The Perpetual Present
If all moments in time exist equally, with past, present, and future all real from different positions, then the moment of your death already exists. So does the moment of your greatest joy. How should that change how you live?
The 'block universe' view of time, supported by Einstein's theory of relativity, holds that time is a dimension like space: all moments exist, and what we call 'now' is just our current position. This view eliminates the flow of time as a physical fact, with strange implications for free will, regret, and anticipation.
The physics behind it
In special relativity, the division of events into past, present, and future is observer-dependent. Two observers moving relative to each other will disagree about whether events are simultaneous. There's no universal "now."
The block universe interpretation takes this seriously: if "now" isn't a fundamental physical fact, then the past and future are as real as the present. They exist at their positions in four-dimensional spacetime; we experience them sequentially because of how we move through that space.
What the block universe implies
If all moments equally exist:
- The present moment of your happiest memory is just as real right now as this moment is. It hasn't "gone."

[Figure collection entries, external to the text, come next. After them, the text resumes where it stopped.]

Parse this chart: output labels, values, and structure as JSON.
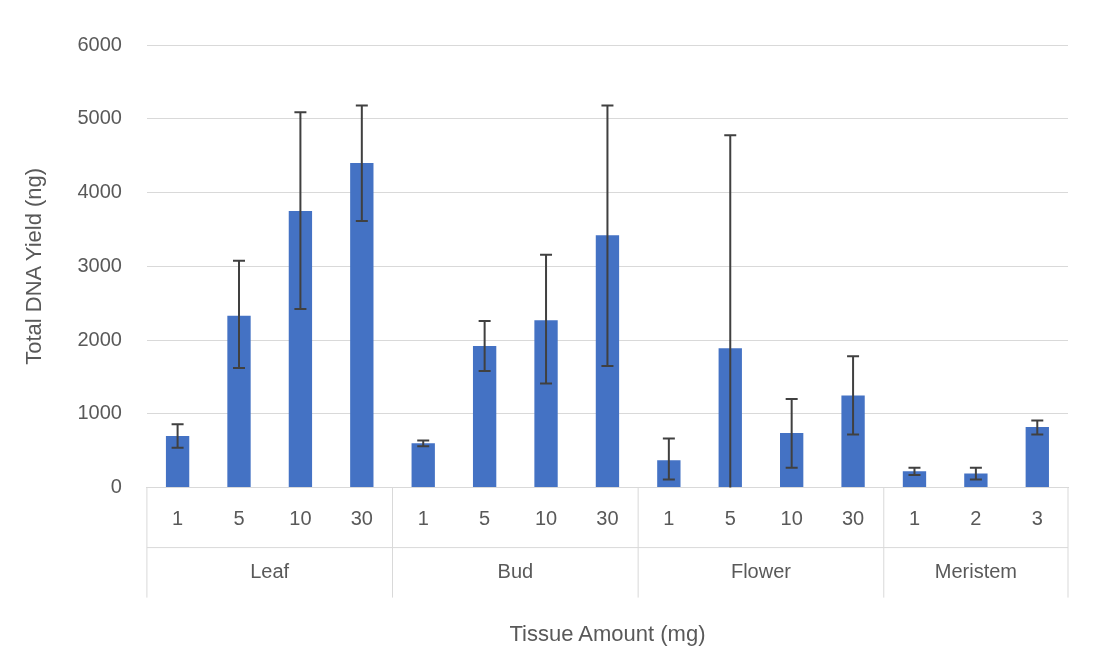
{
  "chart_data": {
    "type": "bar",
    "xlabel": "Tissue Amount (mg)",
    "ylabel": "Total DNA Yield (ng)",
    "categories": [
      "1",
      "5",
      "10",
      "30",
      "1",
      "5",
      "10",
      "30",
      "1",
      "5",
      "10",
      "30",
      "1",
      "2",
      "3"
    ],
    "annotations": [
      "Leaf",
      "Bud",
      "Flower",
      "Meristem"
    ],
    "values": [
      700,
      2330,
      3750,
      4400,
      600,
      1920,
      2270,
      3420,
      370,
      1890,
      740,
      1250,
      220,
      190,
      820
    ],
    "errors": [
      [
        540,
        860
      ],
      [
        1620,
        3075
      ],
      [
        2420,
        5090
      ],
      [
        3615,
        5180
      ],
      [
        560,
        640
      ],
      [
        1580,
        2260
      ],
      [
        1410,
        3155
      ],
      [
        1650,
        5180
      ],
      [
        110,
        665
      ],
      [
        0,
        4775
      ],
      [
        270,
        1200
      ],
      [
        720,
        1780
      ],
      [
        170,
        270
      ],
      [
        110,
        270
      ],
      [
        720,
        910
      ]
    ],
    "color": "#4472c4",
    "ylim": [
      0,
      6000
    ],
    "yticks": [
      0,
      1000,
      2000,
      3000,
      4000,
      5000,
      6000
    ],
    "grid": "y",
    "legend": false
  }
}
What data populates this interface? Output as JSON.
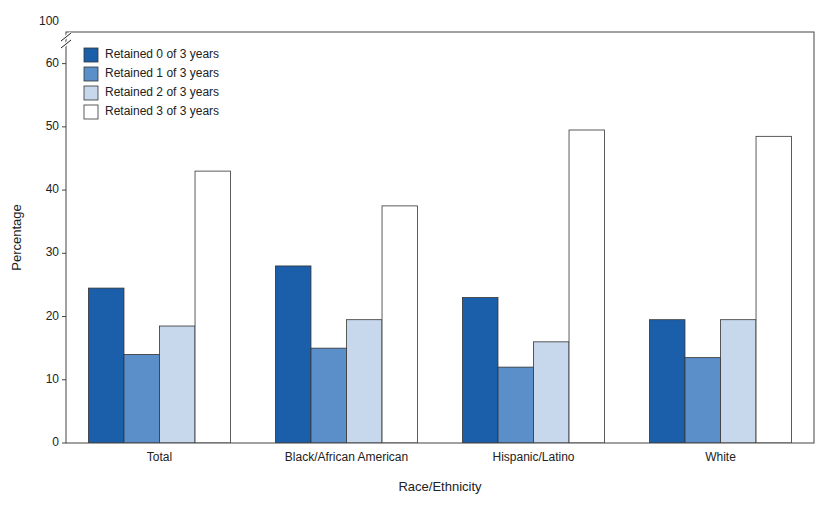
{
  "chart_data": {
    "type": "bar",
    "categories": [
      "Total",
      "Black/African American",
      "Hispanic/Latino",
      "White"
    ],
    "series": [
      {
        "name": "Retained 0 of 3 years",
        "color": "#1B5FAB",
        "values": [
          24.5,
          28.0,
          23.0,
          19.5
        ]
      },
      {
        "name": "Retained 1 of 3 years",
        "color": "#5B8FC9",
        "values": [
          14.0,
          15.0,
          12.0,
          13.5
        ]
      },
      {
        "name": "Retained 2 of 3 years",
        "color": "#C8D8EC",
        "values": [
          18.5,
          19.5,
          16.0,
          19.5
        ]
      },
      {
        "name": "Retained 3 of 3 years",
        "color": "#FFFFFF",
        "values": [
          43.0,
          37.5,
          49.5,
          48.5
        ]
      }
    ],
    "x_label": "Race/Ethnicity",
    "y_label": "Percentage",
    "ylim": [
      0,
      65
    ],
    "yticks": [
      0,
      10,
      20,
      30,
      40,
      50,
      60
    ],
    "annotations": [
      {
        "text": "100"
      }
    ],
    "grid": false,
    "legend": "upper left"
  }
}
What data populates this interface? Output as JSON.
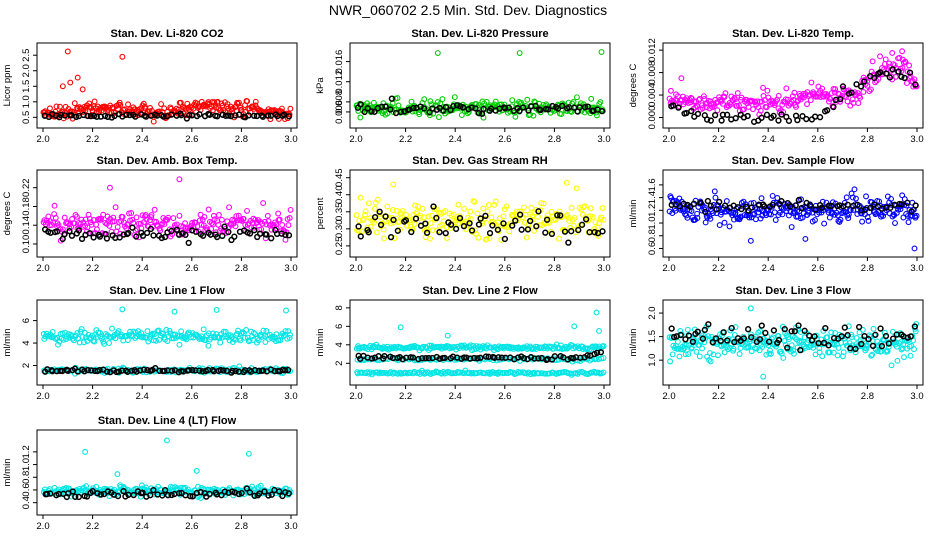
{
  "page_title": "NWR_060702  2.5 Min. Std. Dev. Diagnostics",
  "colors": {
    "ref": "#000000"
  },
  "chart_data": [
    {
      "id": "co2",
      "type": "scatter",
      "title": "Stan. Dev. Li-820 CO2",
      "ylabel": "Licor ppm",
      "color": "#ff0000",
      "xlim": [
        2.0,
        3.0
      ],
      "ylim": [
        0.35,
        2.7
      ],
      "xticks": [
        "2.0",
        "2.2",
        "2.4",
        "2.6",
        "2.8",
        "3.0"
      ],
      "yticks": [
        {
          "v": 0.5,
          "label": "0.5"
        },
        {
          "v": 1.0,
          "label": "1.0"
        },
        {
          "v": 1.5,
          "label": "1.5"
        },
        {
          "v": 2.0,
          "label": "2.0"
        },
        {
          "v": 2.5,
          "label": "2.5"
        }
      ],
      "series": [
        {
          "name": "sample",
          "color": "#ff0000",
          "n": 260,
          "base": 0.68,
          "spread": 0.18,
          "trend": [
            [
              2.0,
              0.68
            ],
            [
              2.3,
              0.8
            ],
            [
              2.45,
              0.6
            ],
            [
              2.65,
              0.9
            ],
            [
              2.8,
              0.75
            ],
            [
              3.0,
              0.6
            ]
          ],
          "outliers": [
            [
              2.1,
              2.62
            ],
            [
              2.32,
              2.45
            ],
            [
              2.11,
              1.62
            ],
            [
              2.14,
              1.78
            ],
            [
              2.16,
              1.4
            ],
            [
              2.08,
              1.5
            ]
          ]
        },
        {
          "name": "reference",
          "color": "#000000",
          "n": 70,
          "base": 0.55,
          "spread": 0.05,
          "trend": null,
          "outliers": []
        }
      ]
    },
    {
      "id": "pressure",
      "type": "scatter",
      "title": "Stan. Dev. Li-820 Pressure",
      "ylabel": "kPa",
      "color": "#00cc00",
      "xlim": [
        2.0,
        3.0
      ],
      "ylim": [
        0.004,
        0.0185
      ],
      "xticks": [
        "2.0",
        "2.2",
        "2.4",
        "2.6",
        "2.8",
        "3.0"
      ],
      "yticks": [
        {
          "v": 0.006,
          "label": "0.006"
        },
        {
          "v": 0.008,
          "label": "0.008"
        },
        {
          "v": 0.012,
          "label": "0.012"
        },
        {
          "v": 0.016,
          "label": "0.016"
        }
      ],
      "series": [
        {
          "name": "sample",
          "color": "#00cc00",
          "n": 240,
          "base": 0.0068,
          "spread": 0.0012,
          "trend": null,
          "outliers": [
            [
              2.33,
              0.0177
            ],
            [
              2.66,
              0.0177
            ],
            [
              2.99,
              0.0179
            ]
          ]
        },
        {
          "name": "reference",
          "color": "#000000",
          "n": 70,
          "base": 0.0066,
          "spread": 0.0008,
          "trend": null,
          "outliers": []
        }
      ]
    },
    {
      "id": "temp",
      "type": "scatter",
      "title": "Stan. Dev. Li-820 Temp.",
      "ylabel": "degrees C",
      "color": "#ff00ff",
      "xlim": [
        2.0,
        3.0
      ],
      "ylim": [
        -0.0008,
        0.0122
      ],
      "xticks": [
        "2.0",
        "2.2",
        "2.4",
        "2.6",
        "2.8",
        "3.0"
      ],
      "yticks": [
        {
          "v": 0.0,
          "label": "0.000"
        },
        {
          "v": 0.004,
          "label": "0.004"
        },
        {
          "v": 0.008,
          "label": "0.008"
        },
        {
          "v": 0.012,
          "label": "0.012"
        }
      ],
      "series": [
        {
          "name": "sample",
          "color": "#ff00ff",
          "n": 260,
          "base": 0.003,
          "spread": 0.0015,
          "trend": [
            [
              2.0,
              0.004
            ],
            [
              2.1,
              0.0025
            ],
            [
              2.5,
              0.003
            ],
            [
              2.6,
              0.0045
            ],
            [
              2.75,
              0.004
            ],
            [
              2.85,
              0.0085
            ],
            [
              2.95,
              0.009
            ],
            [
              3.0,
              0.006
            ]
          ],
          "outliers": [
            [
              2.05,
              0.007
            ],
            [
              2.9,
              0.0115
            ],
            [
              2.94,
              0.0118
            ]
          ]
        },
        {
          "name": "reference",
          "color": "#000000",
          "n": 60,
          "base": 0.0025,
          "spread": 0.001,
          "trend": [
            [
              2.0,
              0.003
            ],
            [
              2.1,
              0.0
            ],
            [
              2.6,
              0.0
            ],
            [
              2.7,
              0.004
            ],
            [
              2.85,
              0.008
            ],
            [
              3.0,
              0.007
            ]
          ],
          "outliers": []
        }
      ]
    },
    {
      "id": "boxtemp",
      "type": "scatter",
      "title": "Stan. Dev. Amb. Box Temp.",
      "ylabel": "degrees C",
      "color": "#ff00ff",
      "xlim": [
        2.0,
        3.0
      ],
      "ylim": [
        0.085,
        0.245
      ],
      "xticks": [
        "2.0",
        "2.2",
        "2.4",
        "2.6",
        "2.8",
        "3.0"
      ],
      "yticks": [
        {
          "v": 0.1,
          "label": "0.10"
        },
        {
          "v": 0.14,
          "label": "0.14"
        },
        {
          "v": 0.18,
          "label": "0.18"
        },
        {
          "v": 0.22,
          "label": "0.22"
        }
      ],
      "series": [
        {
          "name": "sample",
          "color": "#ff00ff",
          "n": 240,
          "base": 0.143,
          "spread": 0.022,
          "trend": null,
          "outliers": [
            [
              2.55,
              0.238
            ],
            [
              2.27,
              0.22
            ]
          ]
        },
        {
          "name": "reference",
          "color": "#000000",
          "n": 70,
          "base": 0.12,
          "spread": 0.01,
          "trend": null,
          "outliers": []
        }
      ]
    },
    {
      "id": "rh",
      "type": "scatter",
      "title": "Stan. Dev. Gas Stream RH",
      "ylabel": "percent",
      "color": "#ffff00",
      "xlim": [
        2.0,
        3.0
      ],
      "ylim": [
        0.235,
        0.455
      ],
      "xticks": [
        "2.0",
        "2.2",
        "2.4",
        "2.6",
        "2.8",
        "3.0"
      ],
      "yticks": [
        {
          "v": 0.25,
          "label": "0.25"
        },
        {
          "v": 0.3,
          "label": "0.30"
        },
        {
          "v": 0.35,
          "label": "0.35"
        },
        {
          "v": 0.4,
          "label": "0.40"
        },
        {
          "v": 0.45,
          "label": "0.45"
        }
      ],
      "series": [
        {
          "name": "sample",
          "color": "#ffff00",
          "n": 240,
          "base": 0.325,
          "spread": 0.04,
          "trend": null,
          "outliers": [
            [
              2.15,
              0.43
            ],
            [
              2.85,
              0.435
            ]
          ]
        },
        {
          "name": "reference",
          "color": "#000000",
          "n": 60,
          "base": 0.31,
          "spread": 0.035,
          "trend": null,
          "outliers": []
        }
      ]
    },
    {
      "id": "sampleflow",
      "type": "scatter",
      "title": "Stan. Dev. Sample Flow",
      "ylabel": "ml/min",
      "color": "#0000ff",
      "xlim": [
        2.0,
        3.0
      ],
      "ylim": [
        0.56,
        1.74
      ],
      "xticks": [
        "2.0",
        "2.2",
        "2.4",
        "2.6",
        "2.8",
        "3.0"
      ],
      "yticks": [
        {
          "v": 0.6,
          "label": "0.6"
        },
        {
          "v": 0.8,
          "label": "0.8"
        },
        {
          "v": 1.0,
          "label": "1.0"
        },
        {
          "v": 1.2,
          "label": "1.2"
        },
        {
          "v": 1.4,
          "label": "1.4"
        },
        {
          "v": 1.6,
          "label": "1.6"
        }
      ],
      "series": [
        {
          "name": "sample",
          "color": "#0000ff",
          "n": 280,
          "base": 1.2,
          "spread": 0.17,
          "trend": null,
          "outliers": [
            [
              2.99,
              0.6
            ],
            [
              2.33,
              0.72
            ],
            [
              2.55,
              0.75
            ]
          ]
        },
        {
          "name": "reference",
          "color": "#000000",
          "n": 60,
          "base": 1.27,
          "spread": 0.07,
          "trend": null,
          "outliers": []
        }
      ]
    },
    {
      "id": "line1",
      "type": "scatter",
      "title": "Stan. Dev. Line 1 Flow",
      "ylabel": "ml/min",
      "color": "#00e5e5",
      "xlim": [
        2.0,
        3.0
      ],
      "ylim": [
        0.8,
        7.3
      ],
      "xticks": [
        "2.0",
        "2.2",
        "2.4",
        "2.6",
        "2.8",
        "3.0"
      ],
      "yticks": [
        {
          "v": 2,
          "label": "2"
        },
        {
          "v": 4,
          "label": "4"
        },
        {
          "v": 6,
          "label": "6"
        }
      ],
      "series": [
        {
          "name": "sample-upper",
          "color": "#00e5e5",
          "n": 220,
          "base": 4.6,
          "spread": 0.5,
          "trend": null,
          "outliers": [
            [
              2.32,
              7.0
            ],
            [
              2.7,
              6.95
            ],
            [
              2.98,
              6.9
            ],
            [
              2.53,
              6.8
            ]
          ]
        },
        {
          "name": "sample-lower",
          "color": "#00e5e5",
          "n": 160,
          "base": 1.55,
          "spread": 0.18,
          "trend": null,
          "outliers": []
        },
        {
          "name": "reference",
          "color": "#000000",
          "n": 80,
          "base": 1.55,
          "spread": 0.12,
          "trend": null,
          "outliers": []
        }
      ]
    },
    {
      "id": "line2",
      "type": "scatter",
      "title": "Stan. Dev. Line 2 Flow",
      "ylabel": "ml/min",
      "color": "#00e5e5",
      "xlim": [
        2.0,
        3.0
      ],
      "ylim": [
        0.3,
        8.2
      ],
      "xticks": [
        "2.0",
        "2.2",
        "2.4",
        "2.6",
        "2.8",
        "3.0"
      ],
      "yticks": [
        {
          "v": 2,
          "label": "2"
        },
        {
          "v": 4,
          "label": "4"
        },
        {
          "v": 6,
          "label": "6"
        },
        {
          "v": 8,
          "label": "8"
        }
      ],
      "series": [
        {
          "name": "sample-upper",
          "color": "#00e5e5",
          "n": 200,
          "base": 3.7,
          "spread": 0.2,
          "trend": null,
          "outliers": [
            [
              2.18,
              5.9
            ],
            [
              2.37,
              5.0
            ],
            [
              2.88,
              6.0
            ],
            [
              2.97,
              7.5
            ],
            [
              2.98,
              5.5
            ]
          ]
        },
        {
          "name": "sample-mid",
          "color": "#00e5e5",
          "n": 120,
          "base": 2.45,
          "spread": 0.15,
          "trend": null,
          "outliers": []
        },
        {
          "name": "sample-lower",
          "color": "#00e5e5",
          "n": 160,
          "base": 0.95,
          "spread": 0.12,
          "trend": null,
          "outliers": []
        },
        {
          "name": "reference",
          "color": "#000000",
          "n": 70,
          "base": 2.6,
          "spread": 0.15,
          "trend": [
            [
              2.0,
              2.6
            ],
            [
              2.9,
              2.6
            ],
            [
              3.0,
              3.3
            ]
          ],
          "outliers": []
        }
      ]
    },
    {
      "id": "line3",
      "type": "scatter",
      "title": "Stan. Dev. Line 3 Flow",
      "ylabel": "ml/min",
      "color": "#00e5e5",
      "xlim": [
        2.0,
        3.0
      ],
      "ylim": [
        0.6,
        2.15
      ],
      "xticks": [
        "2.0",
        "2.2",
        "2.4",
        "2.6",
        "2.8",
        "3.0"
      ],
      "yticks": [
        {
          "v": 1.0,
          "label": "1.0"
        },
        {
          "v": 1.5,
          "label": "1.5"
        },
        {
          "v": 2.0,
          "label": "2.0"
        }
      ],
      "series": [
        {
          "name": "sample",
          "color": "#00e5e5",
          "n": 300,
          "base": 1.35,
          "spread": 0.25,
          "trend": null,
          "outliers": [
            [
              2.38,
              0.65
            ],
            [
              2.33,
              2.1
            ]
          ]
        },
        {
          "name": "reference",
          "color": "#000000",
          "n": 70,
          "base": 1.5,
          "spread": 0.18,
          "trend": null,
          "outliers": []
        }
      ]
    },
    {
      "id": "line4",
      "type": "scatter",
      "title": "Stan. Dev. Line 4 (LT) Flow",
      "ylabel": "ml/min",
      "color": "#00e5e5",
      "xlim": [
        2.0,
        3.0
      ],
      "ylim": [
        0.3,
        1.45
      ],
      "xticks": [
        "2.0",
        "2.2",
        "2.4",
        "2.6",
        "2.8",
        "3.0"
      ],
      "yticks": [
        {
          "v": 0.4,
          "label": "0.4"
        },
        {
          "v": 0.6,
          "label": "0.6"
        },
        {
          "v": 0.8,
          "label": "0.8"
        },
        {
          "v": 1.0,
          "label": "1.0"
        },
        {
          "v": 1.2,
          "label": "1.2"
        }
      ],
      "series": [
        {
          "name": "sample",
          "color": "#00e5e5",
          "n": 240,
          "base": 0.58,
          "spread": 0.06,
          "trend": null,
          "outliers": [
            [
              2.5,
              1.38
            ],
            [
              2.17,
              1.2
            ],
            [
              2.83,
              1.17
            ],
            [
              2.62,
              0.9
            ],
            [
              2.3,
              0.85
            ]
          ]
        },
        {
          "name": "reference",
          "color": "#000000",
          "n": 70,
          "base": 0.54,
          "spread": 0.06,
          "trend": null,
          "outliers": []
        }
      ]
    }
  ]
}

- Regret is strange: you're lamenting the existence of something that's still there.
- Anticipation is also strange: the thing you're waiting for already exists. You just haven't arrived at it yet.
- Free will requires reexamination: if the future already exists, in what sense are you "making" it?
The experiential puzzle
Even if the block universe is true, we only ever experience one moment at a time. The "flow" of time, the sense that the present is special and the future is open, is a feature of consciousness, not physics.
This creates a gap between how reality is and how it's experienced. You live in a universe where the past persists, but you can't go back. You move toward a future that's already there, but you can't see it.
The question it leaves
If you believed that all your past moments still exist, fully real, somewhere in spacetime, would you grieve lost things differently? Would you regret anything differently?